9. The Vikings butchered animals and humans as part of sacrifices to their pagan gods, painting themselves and their buildings with the blood of their offerings
There were four fixed blót sacrifices each year, coinciding with the winter solstice, spring equinox, summer solstice, and autumn equinox; the Arabic traveler al-Tartuchi recorded the occurrence of a blót during the winter solstice, noting that “they celebrate a festival, at which all come to worship the god and to eat and drink. The one who slaughters a sacrificial animal erects stakes at the entrance to his farmyard and puts the sacrificial animal on them. This is so that people know that he is sacrificing in honor of his god.” Whilst some offerings merely took the form of physical possessions or money, some deities, particular Odin, Lord of Valhalla, commonly required a living sacrifice befitting his status among the gods; at Onshold, a shortening of Odin’s Holt, meaning “Odin’s Wood”, there is considerable archaeological evidence that both animals and humans were hung and bled for the purposes of religious sacrifice.
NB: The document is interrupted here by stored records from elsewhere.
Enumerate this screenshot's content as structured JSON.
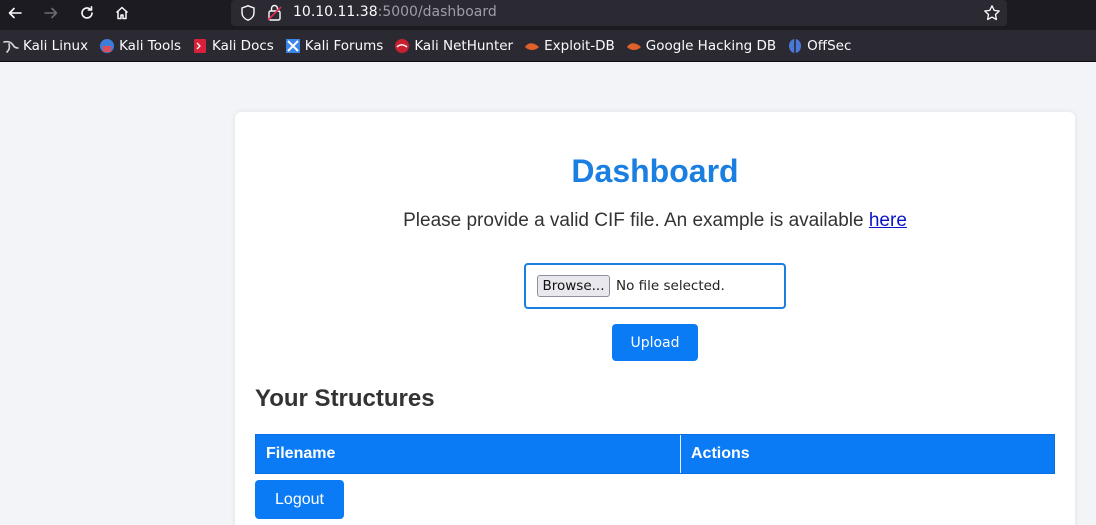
{
  "browser": {
    "url_host": "10.10.11.38",
    "url_rest": ":5000/dashboard",
    "bookmarks": [
      {
        "label": "Kali Linux",
        "icon": "kali-dragon-icon"
      },
      {
        "label": "Kali Tools",
        "icon": "kali-tools-icon"
      },
      {
        "label": "Kali Docs",
        "icon": "kali-docs-icon"
      },
      {
        "label": "Kali Forums",
        "icon": "kali-forums-icon"
      },
      {
        "label": "Kali NetHunter",
        "icon": "kali-nethunter-icon"
      },
      {
        "label": "Exploit-DB",
        "icon": "exploit-db-icon"
      },
      {
        "label": "Google Hacking DB",
        "icon": "ghdb-icon"
      },
      {
        "label": "OffSec",
        "icon": "offsec-icon"
      }
    ]
  },
  "page": {
    "title": "Dashboard",
    "intro_text": "Please provide a valid CIF file. An example is available ",
    "intro_link": "here",
    "file_input": {
      "browse_label": "Browse...",
      "status": "No file selected."
    },
    "upload_label": "Upload",
    "structures_title": "Your Structures",
    "table": {
      "columns": [
        "Filename",
        "Actions"
      ]
    },
    "logout_label": "Logout"
  },
  "colors": {
    "accent": "#0a7bf5",
    "title": "#1a7fe0",
    "link": "#0a14c8"
  }
}
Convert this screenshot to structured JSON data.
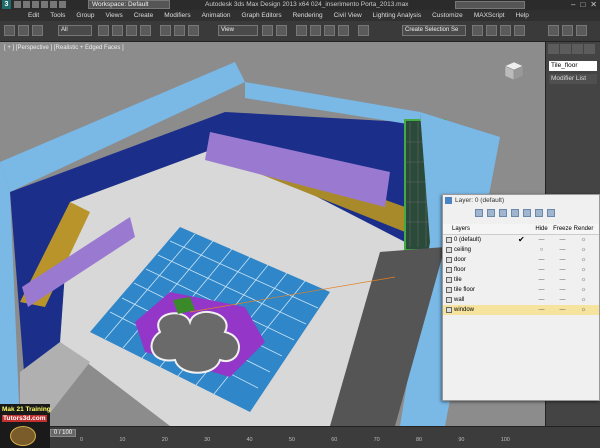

The specifics of a large-scale blót sacrifice was detailed extensively in the Saga of Haakon the Good, son of Harald Fairhair, written during the early 13th century. A gathering would be called at a nearby temple, where several different animals would be sacrificed but especially horses; the blood of these offerings would be collected in bowls, to be dashed on the walls of the temple and on those in attendance. The meat would be butchered and blessed, whereupon it would be consumed with great vigor along with multiple toasts to the respective deities, starting with Odin. A similar process was described in the Hervarar saga, in which a horse was dismembered and its blood used to paint a sacred tree in Uppsala – a known center of Norse religious worship.